Preface

This book serves as an introductory text to fundamental principles of digitally recording and editing acoustic music in ambient spaces. It focuses on stereo microphone techniques in classical genres to help performers unaccustomed to recording environments understand the processes involved in crafting records. Musicians spend thousands of hours preparing for the concert platform but relatively little time (if any) learning how to turn those performances into recorded sound. A concert hall recital, replicated in front of microphones, rarely produces a satisfactory outcome on a distribution medium such as the compact disk or mp3, for the methods engineers and producers use to shape what listeners hear through loudspeakers have an enormous impact on the way people react to recorded performances.

In fact, sound recordings have become such an important form of musical communication that all musicians probably should familiarize themselves with the procedures employed to generate the sensory surfaces of records. By providing information on the art of committing performances to disk, this book will enable musicians to turn recitals into raw tracking data that can be digitally edited into cohesive listening experiences.

The text addresses the following topics:

Theory of Sound Recording

  • the nature of soundwaves and their behavior in enclosed spaces
  • the components of a recording chain from sound source to listener
  • the conversion of analog signals to digital information
  • resolution or sound quality in digital systems

Production

  • microphones
  • stereo microphone techniques
  • phase issues and the “three-to-one” principle
  • tracking
  • critical listening

Post-Production

  • digital editing—EQ, control of dynamic range, reverberation, loudness, meters
  • discussion of commercial software plugins
  • preparing the finished track for delivery in a variety of file types (WAV, AIFF FLAC, mp3, AAC)

Several case studies follow these theoretical sections, and they cover the basic principles behind a number of common recording situations from solo performance to various combinations of musicians and instruments—piano, soloist with piano accompaniment, and small ensembles.
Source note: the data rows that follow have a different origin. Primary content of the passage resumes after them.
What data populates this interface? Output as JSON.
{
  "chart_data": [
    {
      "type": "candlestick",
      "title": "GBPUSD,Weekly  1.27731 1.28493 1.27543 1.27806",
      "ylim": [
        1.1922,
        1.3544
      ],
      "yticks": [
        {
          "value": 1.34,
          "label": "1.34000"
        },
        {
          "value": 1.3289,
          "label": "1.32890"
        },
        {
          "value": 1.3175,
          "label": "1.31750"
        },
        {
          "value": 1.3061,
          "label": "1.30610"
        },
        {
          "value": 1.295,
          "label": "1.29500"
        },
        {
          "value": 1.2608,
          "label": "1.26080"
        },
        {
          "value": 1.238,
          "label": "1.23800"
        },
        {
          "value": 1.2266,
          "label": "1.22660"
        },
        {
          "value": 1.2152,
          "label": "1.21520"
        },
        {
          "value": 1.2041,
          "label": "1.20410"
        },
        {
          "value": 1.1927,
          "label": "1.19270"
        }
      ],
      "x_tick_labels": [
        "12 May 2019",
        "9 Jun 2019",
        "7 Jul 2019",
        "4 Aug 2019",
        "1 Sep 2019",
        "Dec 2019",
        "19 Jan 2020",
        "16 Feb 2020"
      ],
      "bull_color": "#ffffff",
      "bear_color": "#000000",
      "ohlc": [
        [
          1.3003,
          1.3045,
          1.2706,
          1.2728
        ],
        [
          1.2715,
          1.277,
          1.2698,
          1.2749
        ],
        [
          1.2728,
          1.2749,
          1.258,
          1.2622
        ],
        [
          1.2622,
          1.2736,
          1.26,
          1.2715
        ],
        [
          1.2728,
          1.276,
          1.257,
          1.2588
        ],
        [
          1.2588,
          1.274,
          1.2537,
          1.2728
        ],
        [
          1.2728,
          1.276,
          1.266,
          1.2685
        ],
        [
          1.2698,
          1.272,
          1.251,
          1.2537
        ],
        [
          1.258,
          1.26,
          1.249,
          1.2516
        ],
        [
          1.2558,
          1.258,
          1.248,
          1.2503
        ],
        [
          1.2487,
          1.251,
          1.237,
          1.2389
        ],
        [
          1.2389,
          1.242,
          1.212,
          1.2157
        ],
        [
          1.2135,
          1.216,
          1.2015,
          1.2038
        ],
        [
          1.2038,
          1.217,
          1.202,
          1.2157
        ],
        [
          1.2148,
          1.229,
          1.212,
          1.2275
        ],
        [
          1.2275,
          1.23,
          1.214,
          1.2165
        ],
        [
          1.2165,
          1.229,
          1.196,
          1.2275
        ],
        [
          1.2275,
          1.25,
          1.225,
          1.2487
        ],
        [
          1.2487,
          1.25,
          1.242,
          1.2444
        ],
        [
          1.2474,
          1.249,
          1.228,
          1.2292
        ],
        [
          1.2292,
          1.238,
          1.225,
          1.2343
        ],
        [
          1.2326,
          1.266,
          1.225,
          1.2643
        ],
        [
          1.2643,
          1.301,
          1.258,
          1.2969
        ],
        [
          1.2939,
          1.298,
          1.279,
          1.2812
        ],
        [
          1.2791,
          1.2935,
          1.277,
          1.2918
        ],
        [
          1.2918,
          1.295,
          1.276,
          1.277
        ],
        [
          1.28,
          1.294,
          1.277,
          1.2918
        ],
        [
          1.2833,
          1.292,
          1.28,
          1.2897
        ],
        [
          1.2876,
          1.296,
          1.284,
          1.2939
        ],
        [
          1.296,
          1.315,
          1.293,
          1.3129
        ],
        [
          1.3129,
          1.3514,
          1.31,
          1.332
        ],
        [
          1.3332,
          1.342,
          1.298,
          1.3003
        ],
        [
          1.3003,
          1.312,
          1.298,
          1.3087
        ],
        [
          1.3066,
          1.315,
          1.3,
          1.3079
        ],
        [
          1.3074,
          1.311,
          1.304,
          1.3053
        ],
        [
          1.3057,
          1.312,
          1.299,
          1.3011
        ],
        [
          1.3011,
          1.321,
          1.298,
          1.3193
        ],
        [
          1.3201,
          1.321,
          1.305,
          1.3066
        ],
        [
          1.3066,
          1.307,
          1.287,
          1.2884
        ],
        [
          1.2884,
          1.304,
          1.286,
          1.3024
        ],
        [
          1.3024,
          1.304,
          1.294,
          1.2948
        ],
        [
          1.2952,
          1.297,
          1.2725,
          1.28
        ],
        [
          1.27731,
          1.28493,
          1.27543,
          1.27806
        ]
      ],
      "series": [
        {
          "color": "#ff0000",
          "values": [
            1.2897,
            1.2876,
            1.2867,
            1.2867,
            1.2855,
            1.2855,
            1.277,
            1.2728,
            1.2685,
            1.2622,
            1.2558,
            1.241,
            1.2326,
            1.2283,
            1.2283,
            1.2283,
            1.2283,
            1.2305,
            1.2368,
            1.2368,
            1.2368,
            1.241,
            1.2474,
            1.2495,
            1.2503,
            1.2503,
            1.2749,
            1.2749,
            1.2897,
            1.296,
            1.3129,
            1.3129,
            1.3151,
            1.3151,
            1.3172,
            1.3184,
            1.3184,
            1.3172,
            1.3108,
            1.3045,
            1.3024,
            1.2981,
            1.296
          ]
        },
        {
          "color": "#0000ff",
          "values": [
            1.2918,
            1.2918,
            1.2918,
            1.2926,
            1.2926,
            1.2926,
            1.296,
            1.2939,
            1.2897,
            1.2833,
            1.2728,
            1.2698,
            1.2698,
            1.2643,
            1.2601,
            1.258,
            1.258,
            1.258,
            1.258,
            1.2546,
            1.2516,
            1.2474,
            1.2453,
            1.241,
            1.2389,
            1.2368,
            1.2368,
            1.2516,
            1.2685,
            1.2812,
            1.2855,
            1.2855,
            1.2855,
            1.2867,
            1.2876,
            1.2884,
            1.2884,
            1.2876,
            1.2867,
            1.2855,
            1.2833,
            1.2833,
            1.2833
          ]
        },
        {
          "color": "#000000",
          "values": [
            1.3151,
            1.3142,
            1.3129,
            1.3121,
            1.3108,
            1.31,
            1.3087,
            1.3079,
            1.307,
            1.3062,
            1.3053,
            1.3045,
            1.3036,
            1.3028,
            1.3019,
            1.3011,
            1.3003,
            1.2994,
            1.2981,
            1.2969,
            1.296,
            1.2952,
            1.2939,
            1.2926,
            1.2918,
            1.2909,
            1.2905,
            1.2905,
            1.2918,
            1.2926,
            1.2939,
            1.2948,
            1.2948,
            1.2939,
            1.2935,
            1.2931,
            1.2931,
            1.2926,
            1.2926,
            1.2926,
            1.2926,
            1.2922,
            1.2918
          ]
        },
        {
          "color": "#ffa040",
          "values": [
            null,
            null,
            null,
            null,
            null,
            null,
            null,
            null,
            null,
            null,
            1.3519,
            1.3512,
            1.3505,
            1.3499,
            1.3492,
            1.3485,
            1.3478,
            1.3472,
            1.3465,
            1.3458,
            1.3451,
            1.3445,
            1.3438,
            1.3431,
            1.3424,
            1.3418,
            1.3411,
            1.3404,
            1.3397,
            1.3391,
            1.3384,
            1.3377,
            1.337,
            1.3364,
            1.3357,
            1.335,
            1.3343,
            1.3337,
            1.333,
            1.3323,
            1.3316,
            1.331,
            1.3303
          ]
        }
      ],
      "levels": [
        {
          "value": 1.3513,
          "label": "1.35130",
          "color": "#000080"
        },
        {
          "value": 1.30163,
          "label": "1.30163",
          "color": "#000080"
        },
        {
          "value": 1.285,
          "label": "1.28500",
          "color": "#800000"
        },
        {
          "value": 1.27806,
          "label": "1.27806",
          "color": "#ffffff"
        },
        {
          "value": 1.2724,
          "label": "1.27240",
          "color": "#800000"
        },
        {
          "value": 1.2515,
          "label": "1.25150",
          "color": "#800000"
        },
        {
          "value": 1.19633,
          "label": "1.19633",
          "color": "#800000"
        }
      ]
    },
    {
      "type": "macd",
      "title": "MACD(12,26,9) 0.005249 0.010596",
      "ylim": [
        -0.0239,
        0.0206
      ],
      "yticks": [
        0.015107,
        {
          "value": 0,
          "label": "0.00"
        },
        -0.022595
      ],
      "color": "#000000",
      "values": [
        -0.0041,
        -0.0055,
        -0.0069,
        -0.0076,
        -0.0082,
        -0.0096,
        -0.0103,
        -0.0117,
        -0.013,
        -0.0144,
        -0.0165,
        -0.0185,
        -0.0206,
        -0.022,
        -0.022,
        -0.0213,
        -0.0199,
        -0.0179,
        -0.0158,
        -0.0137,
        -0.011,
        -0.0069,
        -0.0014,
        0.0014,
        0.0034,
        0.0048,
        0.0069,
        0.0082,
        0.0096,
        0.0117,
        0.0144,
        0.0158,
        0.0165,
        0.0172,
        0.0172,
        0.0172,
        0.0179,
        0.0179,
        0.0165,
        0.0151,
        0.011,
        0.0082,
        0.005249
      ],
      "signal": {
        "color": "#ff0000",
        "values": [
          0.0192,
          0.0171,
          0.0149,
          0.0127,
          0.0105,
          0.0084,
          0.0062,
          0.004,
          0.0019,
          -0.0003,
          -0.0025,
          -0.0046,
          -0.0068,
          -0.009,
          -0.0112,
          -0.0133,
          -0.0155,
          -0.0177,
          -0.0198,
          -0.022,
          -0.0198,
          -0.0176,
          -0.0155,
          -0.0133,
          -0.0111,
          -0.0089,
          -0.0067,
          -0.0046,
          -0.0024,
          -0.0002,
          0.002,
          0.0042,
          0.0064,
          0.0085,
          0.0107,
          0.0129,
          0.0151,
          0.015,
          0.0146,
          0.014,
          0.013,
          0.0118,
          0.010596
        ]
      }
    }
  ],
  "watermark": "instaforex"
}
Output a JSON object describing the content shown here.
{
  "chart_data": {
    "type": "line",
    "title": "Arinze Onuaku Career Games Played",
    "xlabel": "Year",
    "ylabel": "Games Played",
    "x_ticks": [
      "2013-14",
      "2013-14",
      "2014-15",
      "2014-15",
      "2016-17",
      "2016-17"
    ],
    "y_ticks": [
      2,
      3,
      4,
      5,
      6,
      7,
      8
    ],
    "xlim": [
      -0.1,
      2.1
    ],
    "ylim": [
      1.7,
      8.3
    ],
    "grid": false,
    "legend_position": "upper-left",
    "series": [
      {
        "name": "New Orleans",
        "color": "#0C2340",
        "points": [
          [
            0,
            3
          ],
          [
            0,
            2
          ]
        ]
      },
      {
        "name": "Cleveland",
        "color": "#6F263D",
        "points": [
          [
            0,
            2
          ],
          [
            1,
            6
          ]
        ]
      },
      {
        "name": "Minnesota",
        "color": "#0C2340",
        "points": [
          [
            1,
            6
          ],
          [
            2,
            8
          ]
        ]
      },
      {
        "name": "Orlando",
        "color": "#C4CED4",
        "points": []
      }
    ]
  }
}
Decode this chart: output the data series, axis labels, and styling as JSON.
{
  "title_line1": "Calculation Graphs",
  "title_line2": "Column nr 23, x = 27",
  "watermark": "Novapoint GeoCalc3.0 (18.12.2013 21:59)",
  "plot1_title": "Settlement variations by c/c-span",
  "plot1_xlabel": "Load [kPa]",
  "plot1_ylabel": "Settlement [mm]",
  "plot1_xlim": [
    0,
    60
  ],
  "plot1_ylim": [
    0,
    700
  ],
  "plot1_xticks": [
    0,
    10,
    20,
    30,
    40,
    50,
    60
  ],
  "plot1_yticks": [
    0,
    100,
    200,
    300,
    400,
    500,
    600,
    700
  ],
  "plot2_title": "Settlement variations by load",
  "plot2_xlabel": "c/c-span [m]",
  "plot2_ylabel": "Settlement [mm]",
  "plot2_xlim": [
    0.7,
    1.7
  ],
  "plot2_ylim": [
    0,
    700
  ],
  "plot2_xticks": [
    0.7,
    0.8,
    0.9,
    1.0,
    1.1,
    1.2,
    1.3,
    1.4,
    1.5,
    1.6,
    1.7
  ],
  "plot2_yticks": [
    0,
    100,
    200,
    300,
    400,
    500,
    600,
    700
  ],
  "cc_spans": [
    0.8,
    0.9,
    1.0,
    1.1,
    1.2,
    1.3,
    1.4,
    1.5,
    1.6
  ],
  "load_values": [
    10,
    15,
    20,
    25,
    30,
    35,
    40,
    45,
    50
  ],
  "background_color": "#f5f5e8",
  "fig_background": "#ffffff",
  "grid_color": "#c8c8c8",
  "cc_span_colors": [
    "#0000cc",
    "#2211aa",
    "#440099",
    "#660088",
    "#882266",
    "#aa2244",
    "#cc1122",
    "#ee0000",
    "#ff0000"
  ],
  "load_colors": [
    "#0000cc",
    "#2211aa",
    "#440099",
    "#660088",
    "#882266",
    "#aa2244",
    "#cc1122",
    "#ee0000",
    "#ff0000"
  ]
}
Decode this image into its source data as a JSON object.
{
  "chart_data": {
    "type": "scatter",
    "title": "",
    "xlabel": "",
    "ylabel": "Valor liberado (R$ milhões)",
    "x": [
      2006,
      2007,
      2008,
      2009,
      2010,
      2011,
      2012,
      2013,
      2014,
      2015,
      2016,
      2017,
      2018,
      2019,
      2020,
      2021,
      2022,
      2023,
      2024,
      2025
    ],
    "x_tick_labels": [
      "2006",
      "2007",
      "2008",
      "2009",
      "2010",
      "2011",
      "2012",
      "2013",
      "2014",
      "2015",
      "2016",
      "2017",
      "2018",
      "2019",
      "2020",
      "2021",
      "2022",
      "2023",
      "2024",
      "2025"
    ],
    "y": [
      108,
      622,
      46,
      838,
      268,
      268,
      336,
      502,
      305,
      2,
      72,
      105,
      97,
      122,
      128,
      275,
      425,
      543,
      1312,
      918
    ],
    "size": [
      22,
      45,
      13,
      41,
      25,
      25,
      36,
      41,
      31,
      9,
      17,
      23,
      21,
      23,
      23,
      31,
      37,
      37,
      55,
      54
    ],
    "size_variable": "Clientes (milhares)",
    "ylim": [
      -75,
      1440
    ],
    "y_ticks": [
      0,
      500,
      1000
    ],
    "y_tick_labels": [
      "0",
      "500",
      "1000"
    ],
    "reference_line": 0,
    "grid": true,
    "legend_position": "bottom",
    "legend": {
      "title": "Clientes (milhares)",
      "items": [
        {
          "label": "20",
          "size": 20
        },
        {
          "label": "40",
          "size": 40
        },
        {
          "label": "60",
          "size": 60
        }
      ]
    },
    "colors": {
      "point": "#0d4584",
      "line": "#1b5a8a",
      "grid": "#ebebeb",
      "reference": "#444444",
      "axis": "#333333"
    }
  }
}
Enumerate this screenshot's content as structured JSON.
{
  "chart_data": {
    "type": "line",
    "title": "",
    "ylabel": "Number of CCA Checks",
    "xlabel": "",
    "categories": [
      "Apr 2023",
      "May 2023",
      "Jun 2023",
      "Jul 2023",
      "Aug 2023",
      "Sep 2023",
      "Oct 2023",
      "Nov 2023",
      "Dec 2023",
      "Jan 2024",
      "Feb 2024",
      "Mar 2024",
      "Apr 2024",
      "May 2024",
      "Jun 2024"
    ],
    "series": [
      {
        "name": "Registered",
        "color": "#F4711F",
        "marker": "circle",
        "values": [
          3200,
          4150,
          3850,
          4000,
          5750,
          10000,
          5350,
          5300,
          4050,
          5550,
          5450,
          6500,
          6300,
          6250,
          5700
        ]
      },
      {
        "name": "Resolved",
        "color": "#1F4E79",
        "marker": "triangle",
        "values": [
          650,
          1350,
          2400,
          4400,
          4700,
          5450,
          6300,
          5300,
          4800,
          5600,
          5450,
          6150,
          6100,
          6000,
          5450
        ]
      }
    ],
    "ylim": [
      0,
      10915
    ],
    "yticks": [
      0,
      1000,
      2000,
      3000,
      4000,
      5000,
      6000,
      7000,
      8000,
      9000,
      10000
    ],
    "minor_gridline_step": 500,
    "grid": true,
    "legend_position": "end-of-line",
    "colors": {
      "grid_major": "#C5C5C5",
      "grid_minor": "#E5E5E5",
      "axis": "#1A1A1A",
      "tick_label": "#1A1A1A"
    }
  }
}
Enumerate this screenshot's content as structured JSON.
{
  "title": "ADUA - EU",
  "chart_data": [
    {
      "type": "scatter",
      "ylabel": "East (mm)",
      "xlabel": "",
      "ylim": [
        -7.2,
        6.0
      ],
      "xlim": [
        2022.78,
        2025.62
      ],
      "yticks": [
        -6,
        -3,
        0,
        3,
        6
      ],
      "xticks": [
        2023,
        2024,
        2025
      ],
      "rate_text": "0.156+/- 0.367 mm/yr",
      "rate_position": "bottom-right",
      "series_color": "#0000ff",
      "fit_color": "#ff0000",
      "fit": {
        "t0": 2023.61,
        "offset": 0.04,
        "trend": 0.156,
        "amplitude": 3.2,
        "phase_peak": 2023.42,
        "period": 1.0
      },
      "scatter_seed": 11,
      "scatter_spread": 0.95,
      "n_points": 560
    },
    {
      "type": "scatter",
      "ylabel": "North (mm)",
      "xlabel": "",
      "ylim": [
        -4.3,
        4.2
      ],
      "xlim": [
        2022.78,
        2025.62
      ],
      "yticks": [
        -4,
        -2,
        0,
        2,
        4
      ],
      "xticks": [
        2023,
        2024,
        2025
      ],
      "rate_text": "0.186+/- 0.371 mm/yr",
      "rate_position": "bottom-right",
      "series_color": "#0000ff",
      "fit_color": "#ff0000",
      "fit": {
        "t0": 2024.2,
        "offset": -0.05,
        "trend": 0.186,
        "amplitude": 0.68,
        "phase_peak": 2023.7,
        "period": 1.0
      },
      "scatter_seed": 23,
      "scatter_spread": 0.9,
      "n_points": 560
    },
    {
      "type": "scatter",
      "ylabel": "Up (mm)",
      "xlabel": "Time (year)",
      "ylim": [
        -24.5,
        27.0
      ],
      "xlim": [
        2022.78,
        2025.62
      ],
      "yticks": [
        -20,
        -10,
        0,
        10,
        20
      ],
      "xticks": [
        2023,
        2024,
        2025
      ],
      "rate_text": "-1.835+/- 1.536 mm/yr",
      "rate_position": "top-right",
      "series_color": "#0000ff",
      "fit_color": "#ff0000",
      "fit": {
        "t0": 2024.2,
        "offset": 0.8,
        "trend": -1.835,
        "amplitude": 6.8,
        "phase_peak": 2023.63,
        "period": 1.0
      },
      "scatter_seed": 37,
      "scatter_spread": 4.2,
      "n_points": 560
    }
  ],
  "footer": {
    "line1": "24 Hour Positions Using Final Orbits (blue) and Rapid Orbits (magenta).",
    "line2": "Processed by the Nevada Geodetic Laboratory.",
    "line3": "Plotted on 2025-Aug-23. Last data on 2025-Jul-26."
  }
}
The book ends with an exploration of studio techniques that can enhance or replace the microphonic capture of performances in ambient rooms. In summary, the primary objective of the book is not to train musicians as recording engineers but to provide performers with a theoretical and practical understanding of how musical performance can be transferred to audio media.

The text presumes that readers are already familiar with the digital audio workstation (DAW) of their choice and know how to get sound in and out of it. Hence, instead of providing detailed discussions of specific recording software, the book introduces principles that can be translated to any DAW. The glossary contains definitions for many of the technical terms encountered in the text.